A behavioral fingerprint is a structural hash of an agent's execution pattern. It captures what the agent did — not what it said.

What's in a fingerprint

The fingerprint is computed from:

  • Interaction type sequence — the ordered list of LLM_CALL, TOOL_CALL, HTTP_REQUEST, OTHER
  • Tool name sequence — the ordered list of tools/models/endpoints called
  • Step count — total number of interactions

These are hashed into a SHA-256 hex string. The hash version is v2 (tracked via _FINGERPRINT_HASH_VERSION to prevent silent invalidation across SDK updates).

Hashing modes

Set via SPOOLED_FINGERPRINT_MODE or the fingerprint_mode parameter.

sequence (default)

Order-sensitive. The hash is computed from the ordered sequence of interactions:

"v2|LLM_CALL:gpt-4|TOOL_CALL:search|TOOL_CALL:summarize|..."
 SHA-256  truncated to 16 hex characters

Interactions in the same parallel_group are sorted before hashing for determinism.

structural

Order-insensitive. Hashes the sorted unique set of interaction types and targets. Useful for ReAct-style agents where the loop count varies but the tool set is stable.

Intents

An intent is a distinct behavioral pattern identified by its fingerprint hash. A single agent can have multiple intents — for example, a customer support agent might have different tool sequences for returns vs. technical issues vs. order status.

Baselines store statistics per intent, so comparison is always intent-scoped.

Similarity scoring

When a fingerprint doesn't exactly match, Spooled computes detailed similarity across three dimensions:

DimensionMethodDescription
tool_jaccardJaccard similarityOverlap of tool sets (ignoring order)
sequence_lcsLongest common subsequencePreserved ordering of tool sequence
error_jaccardJaccard similarityOverlap of error patterns

The overall similarity is a weighted composite.

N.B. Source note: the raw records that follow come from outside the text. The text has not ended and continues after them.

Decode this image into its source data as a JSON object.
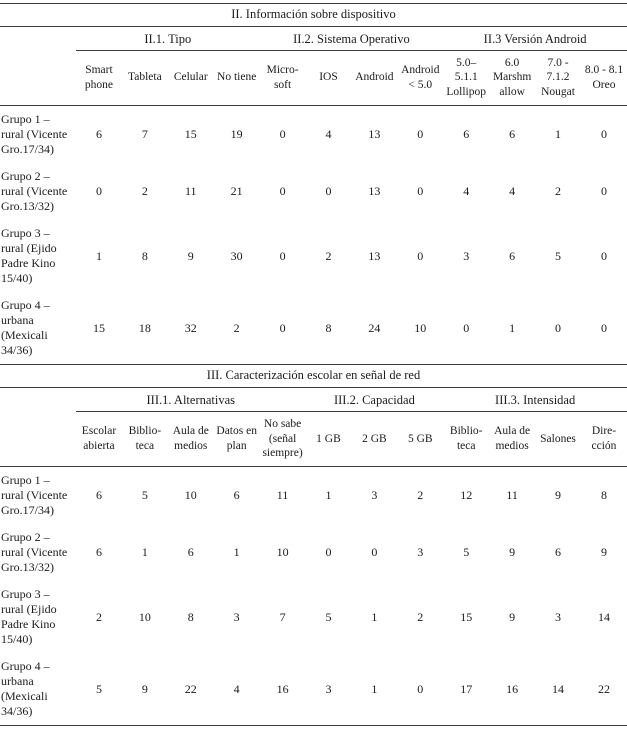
{
  "colors": {
    "rule": "#3c3c3c",
    "text": "#1b1b1b",
    "background": "#ffffff"
  },
  "table1": {
    "title": "II. Información sobre dispositivo",
    "groups": [
      {
        "label": "II.1. Tipo",
        "span": 4
      },
      {
        "label": "II.2. Sistema Operativo",
        "span": 4
      },
      {
        "label": "II.3 Versión Android",
        "span": 4
      }
    ],
    "columns": [
      "Smart phone",
      "Tableta",
      "Celular",
      "No tiene",
      "Micro- soft",
      "IOS",
      "Android",
      "Android < 5.0",
      "5.0– 5.1.1 Lollipop",
      "6.0 Marshm allow",
      "7.0 - 7.1.2 Nougat",
      "8.0 - 8.1 Oreo"
    ],
    "rows": [
      {
        "label": "Grupo 1 – rural (Vicente Gro.17/34)",
        "values": [
          6,
          7,
          15,
          19,
          0,
          4,
          13,
          0,
          6,
          6,
          1,
          0
        ]
      },
      {
        "label": "Grupo 2 – rural (Vicente Gro.13/32)",
        "values": [
          0,
          2,
          11,
          21,
          0,
          0,
          13,
          0,
          4,
          4,
          2,
          0
        ]
      },
      {
        "label": "Grupo 3 – rural (Ejido Padre Kino 15/40)",
        "values": [
          1,
          8,
          9,
          30,
          0,
          2,
          13,
          0,
          3,
          6,
          5,
          0
        ]
      },
      {
        "label": "Grupo 4 – urbana (Mexicali 34/36)",
        "values": [
          15,
          18,
          32,
          2,
          0,
          8,
          24,
          10,
          0,
          1,
          0,
          0
        ]
      }
    ]
  },
  "table2": {
    "title": "III. Caracterización escolar en señal de red",
    "groups": [
      {
        "label": "III.1. Alternativas",
        "span": 5
      },
      {
        "label": "III.2. Capacidad",
        "span": 3
      },
      {
        "label": "III.3. Intensidad",
        "span": 4
      }
    ],
    "columns": [
      "Escolar abierta",
      "Biblio- teca",
      "Aula de medios",
      "Datos en plan",
      "No sabe (señal siempre)",
      "1 GB",
      "2 GB",
      "5 GB",
      "Biblio- teca",
      "Aula de medios",
      "Salones",
      "Dire- cción"
    ],
    "rows": [
      {
        "label": "Grupo 1 – rural (Vicente Gro.17/34)",
        "values": [
          6,
          5,
          10,
          6,
          11,
          1,
          3,
          2,
          12,
          11,
          9,
          8
        ]
      },
      {
        "label": "Grupo 2 – rural (Vicente Gro.13/32)",
        "values": [
          6,
          1,
          6,
          1,
          10,
          0,
          0,
          3,
          5,
          9,
          6,
          9
        ]
      },
      {
        "label": "Grupo 3 – rural (Ejido Padre Kino 15/40)",
        "values": [
          2,
          10,
          8,
          3,
          7,
          5,
          1,
          2,
          15,
          9,
          3,
          14
        ]
      },
      {
        "label": "Grupo 4 – urbana (Mexicali 34/36)",
        "values": [
          5,
          9,
          22,
          4,
          16,
          3,
          1,
          0,
          17,
          16,
          14,
          22
        ]
      }
    ]
  }
}
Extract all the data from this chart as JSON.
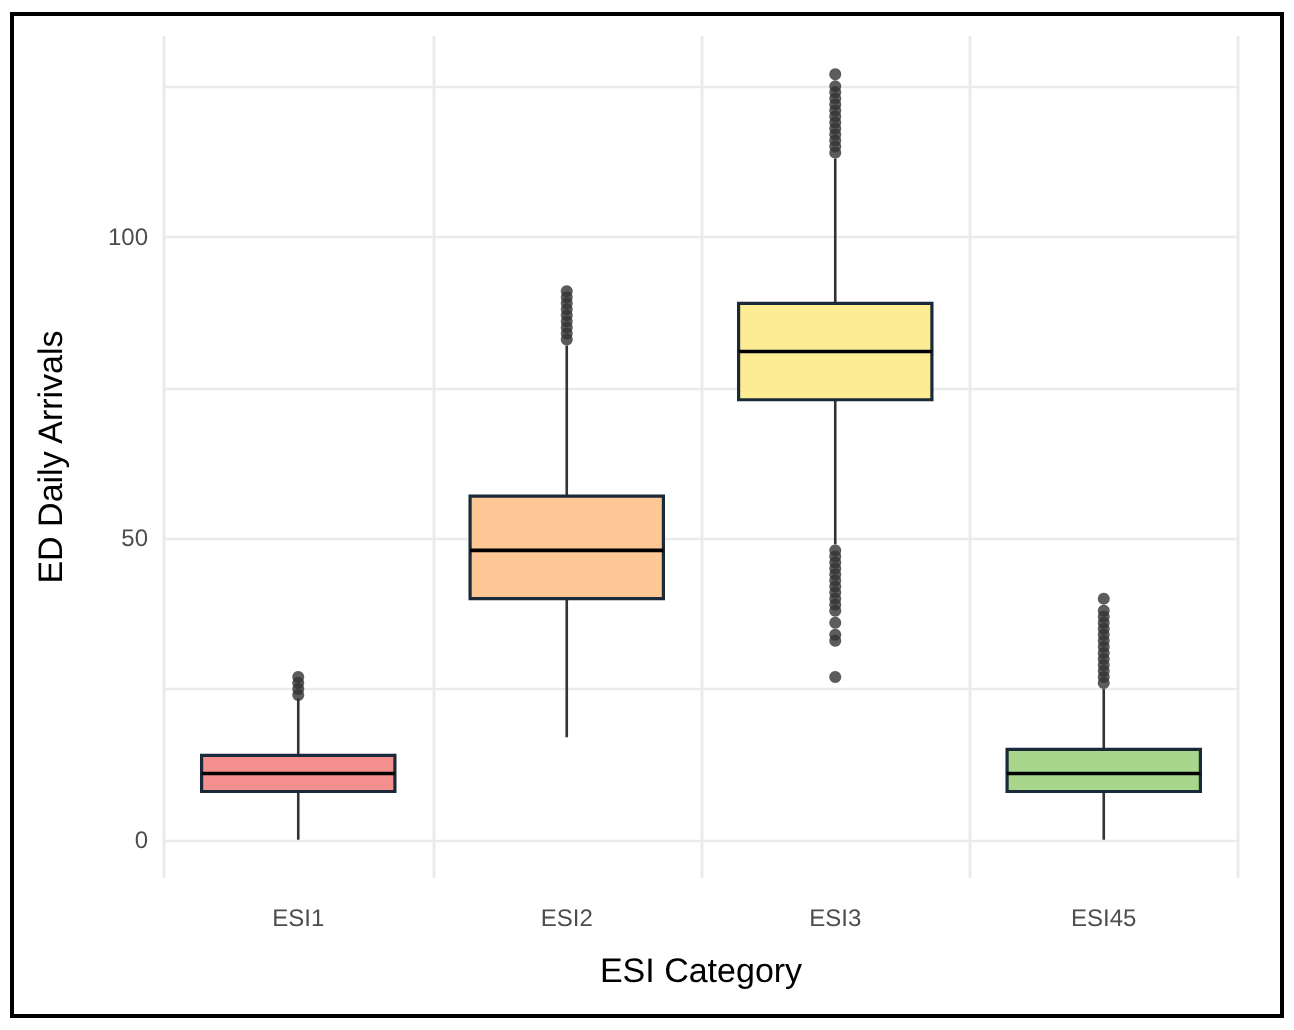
{
  "chart_data": {
    "type": "box",
    "xlabel": "ESI Category",
    "ylabel": "ED Daily Arrivals",
    "categories": [
      "ESI1",
      "ESI2",
      "ESI3",
      "ESI45"
    ],
    "colors": [
      "#f48f8f",
      "#fdc896",
      "#fcec93",
      "#a8d68c"
    ],
    "boxes": [
      {
        "low": 0,
        "q1": 8,
        "median": 11,
        "q3": 14,
        "high": 23.5,
        "outliers": [
          24,
          25,
          26,
          27
        ]
      },
      {
        "low": 17,
        "q1": 40,
        "median": 48,
        "q3": 57,
        "high": 82,
        "outliers": [
          83,
          84,
          85,
          86,
          87,
          88,
          89,
          90,
          91
        ]
      },
      {
        "low": 49,
        "q1": 73,
        "median": 81,
        "q3": 89,
        "high": 113,
        "outliers": [
          27,
          33,
          34,
          36,
          38,
          39,
          40,
          41,
          42,
          43,
          44,
          45,
          46,
          47,
          48,
          114,
          115,
          116,
          117,
          118,
          119,
          120,
          121,
          122,
          123,
          124,
          125,
          127
        ]
      },
      {
        "low": 0,
        "q1": 8,
        "median": 11,
        "q3": 15,
        "high": 25,
        "outliers": [
          26,
          27,
          28,
          29,
          30,
          31,
          32,
          33,
          34,
          35,
          36,
          37,
          38,
          40
        ]
      }
    ],
    "ylim": [
      -6.35,
      133.35
    ],
    "yticks": [
      0,
      {
        "value": 25,
        "label": null
      },
      50,
      {
        "value": 75,
        "label": null
      },
      100,
      {
        "value": 125,
        "label": null
      }
    ],
    "grid": true
  }
}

If ≥75%, the trace is classified as a variant of the closest baseline intent. Below 75%, it's classified as new.

What fingerprinting catches

  • Tools added or removed from the sequence
  • Tool order changes (in sequence mode)
  • Model swaps (e.g., gpt-4 → gpt-4o-mini)
  • Pipeline steps added or removed
  • Extra LLM calls or tool calls

What it doesn't catch

  • Semantic quality of outputs (use evals for that)
  • Model refusals (requires output content analysis)
  • Retrieval relevance (see retrieval_regression signal)
  • Prompt injection (out of scope — use guardrails)

Fingerprinting is complementary to output evals. It catches structural regressions that evals miss (and vice versa).